Вот почему не поверили Смирновой. Пушкин, подобно Гёте, рассуждающий о мировой поэзии, о философии, о религии, о судьбах России, о прошлом и будущем человечества, – это было так ново, так странно и чуждо заранее составленному мнению, что книгу Смирновой постарались не понять, стали замалчивать, или, по обычаю русской журналистики, которая мало выиграла со времен Булгарина, непристойно вышучивали, выискивали в ней ошибок, придирались к мелким неточностям, чтобы доказать, что собеседница Пушкина не заслуживает доверия, а ее отношение к Николаю I сочли неблаговидным с либеральной точки зрения. Сделать это было тем легче, что русское общество до сих пор не имеет своего мнения о книгах и ходит на помочах у критики. Еще раз, через 60 лет после смерти, великий поэт оказался не по плечу своей родине, еще раз восторжествовал дух Булгарина, дух Писарева, ибо оба эти духа родственнее друг другу, чем обыкновенно думают.
Но книга Смирновой имеет свое будущее: в беседах с лучшими людьми века Пушкин недаром бросает семена неосуществленной русской культуры. Когда наступит не академический и не лицемерный возврат к Пушкину, когда у нас явится, наконец, критика, т. е. культурное самосознание народа, соответствующее величию нашей поэзии, – «Записки» Смирновой будут оценены и поняты, как живые заветы величайшего из русских людей будущему русскому просвещению.
Историческое значение этой книги заключается в том, что воспроизводимый ею образ Пушкина-мыслителя как нельзя более соответствует образу, который таится в необъясненной глубине законченных созданий поэта и отрывков, намеков, заметок, писем, дневников. Для внимательного исследователя неразрывная связь и даже совпадение этих двух образов есть неопровержимое доказательство истинности пушкинского духа в «Записках» Смирновой, каковы бы ни были их внешние промахи и неточности. Пушкин и здесь, и там – и в своих произведениях, и у Смирновой – один человек, не только в главных чертах, но и в мелких подробностях, в неуловимых оттенках личности. Нередко Пушкин у Смирновой объясняет мысль, на которую намекал в недоконченной заметке своих дневников, и наоборот, мысль, которая брошена мимоходом в беседе со Смирновой, становится ясной только в связи с некоторыми рукописными набросками и заметками. Смирнова открывает нам глаза на Пушкина, разоблачает в нем то, что мы, так сказать, видя – не видели, слыша – не слышали. Перед нами возникает не только живой Пушкин, каким мы его знаем, но и Пушкин будущего, Пушкин недовершенных замыслов, – такой, каким мы его предчувствуем по гениальным откровениям и намекам. Делается понятным, откуда и куда он шел, открывается высшая ступень просветления, которой он не достиг, но уже достигал. Еще шаг, еще усилие – и Пушкин поднял и вынес бы русскую поэзию, русскую культуру на мировую высоту. В это мгновение завеса падает, голос поэта умолкает навеки, и, в сущности, вся последующая история русской литературы есть история довольно робкой и малодушной борьбы за пушкинскую культуру с нахлынувшею волною демократического варварства, история могущественного, но одностороннего воплощения его идеалов, медленного угасания, падения, смерти Пушкина в русской литературе.

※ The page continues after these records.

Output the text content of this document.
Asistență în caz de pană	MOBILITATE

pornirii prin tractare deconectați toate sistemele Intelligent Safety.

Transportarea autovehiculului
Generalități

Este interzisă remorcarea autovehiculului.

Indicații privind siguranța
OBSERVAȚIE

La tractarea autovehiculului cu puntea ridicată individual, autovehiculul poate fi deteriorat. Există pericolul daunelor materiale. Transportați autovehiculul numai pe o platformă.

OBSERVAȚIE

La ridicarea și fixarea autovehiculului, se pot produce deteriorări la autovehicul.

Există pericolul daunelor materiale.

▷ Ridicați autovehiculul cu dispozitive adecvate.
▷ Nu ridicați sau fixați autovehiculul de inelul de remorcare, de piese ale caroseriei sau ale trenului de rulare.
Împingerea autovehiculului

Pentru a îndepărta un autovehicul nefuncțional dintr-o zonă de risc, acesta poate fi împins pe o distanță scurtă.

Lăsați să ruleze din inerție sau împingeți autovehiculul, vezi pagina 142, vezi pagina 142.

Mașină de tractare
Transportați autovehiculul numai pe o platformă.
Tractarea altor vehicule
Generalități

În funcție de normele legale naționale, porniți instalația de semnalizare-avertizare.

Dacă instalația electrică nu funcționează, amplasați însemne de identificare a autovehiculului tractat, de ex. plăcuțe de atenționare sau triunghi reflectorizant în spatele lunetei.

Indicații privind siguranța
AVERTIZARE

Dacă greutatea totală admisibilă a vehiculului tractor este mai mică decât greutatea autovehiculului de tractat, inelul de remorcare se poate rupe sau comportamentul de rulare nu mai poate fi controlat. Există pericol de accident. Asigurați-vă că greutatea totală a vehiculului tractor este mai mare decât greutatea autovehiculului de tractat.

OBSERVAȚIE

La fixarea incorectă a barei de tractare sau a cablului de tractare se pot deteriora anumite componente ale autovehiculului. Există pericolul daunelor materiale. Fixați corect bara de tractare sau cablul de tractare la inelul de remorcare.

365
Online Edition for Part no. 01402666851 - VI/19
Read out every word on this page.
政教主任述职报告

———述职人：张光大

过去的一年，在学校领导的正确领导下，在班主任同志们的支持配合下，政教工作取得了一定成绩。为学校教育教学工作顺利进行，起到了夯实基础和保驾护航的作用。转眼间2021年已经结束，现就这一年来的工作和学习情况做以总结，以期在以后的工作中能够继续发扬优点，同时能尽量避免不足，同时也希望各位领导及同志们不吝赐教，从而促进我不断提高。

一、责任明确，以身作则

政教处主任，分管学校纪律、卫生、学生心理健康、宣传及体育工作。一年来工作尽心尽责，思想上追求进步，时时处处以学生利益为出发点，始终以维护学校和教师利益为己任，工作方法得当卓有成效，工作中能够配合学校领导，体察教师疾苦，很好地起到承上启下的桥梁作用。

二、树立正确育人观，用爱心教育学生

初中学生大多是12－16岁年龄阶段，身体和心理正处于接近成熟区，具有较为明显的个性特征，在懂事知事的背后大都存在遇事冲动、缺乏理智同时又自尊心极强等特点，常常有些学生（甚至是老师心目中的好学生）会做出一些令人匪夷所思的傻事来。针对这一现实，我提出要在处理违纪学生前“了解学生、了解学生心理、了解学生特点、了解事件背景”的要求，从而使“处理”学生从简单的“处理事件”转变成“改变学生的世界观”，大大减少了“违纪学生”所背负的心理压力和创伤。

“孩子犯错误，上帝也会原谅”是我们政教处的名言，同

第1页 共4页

Трудность обнаружить миросозерцание Пушкина заключается в том, что нет одного, главного произведения, в котором поэт сосредоточил бы свой гений, сказал миру все, что имел сказать, как Данте – в «Божественной комедии», как Гёте – в «Фаусте». Наиболее совершенные создания Пушкина не дают полной меры его сил: внимательный исследователь отходит от них с убеждением, что поэт выше своих созданий. Подобно Петру Великому, с которым он чувствовал глубокую связь, Пушкин был не столько совершителем, сколько начинателем русского просвещения. В самых разнообразных областях закладывает он фундаменты будущих зданий, пролагает дороги, рубит просеки. Роман, повесть, лирика, поэма, драма – всюду он из первых или первый, одинокий или единственный. Ему так много надо совершить, что он торопится, переходит от замысла к замыслу, покидает недоконченными величайшие создания. «Медный всадник», «Русалка», «Галуб»[74], «Драматические сцены» – только гениальные наброски. «Евгений Онегин» обрывается – и заключительные стихи недаром полны предчувствием безвременного конца.
74
Принятое название поэмы – «Тазит»; Галуб – неправильное прочтение имени персонажа Гасуба.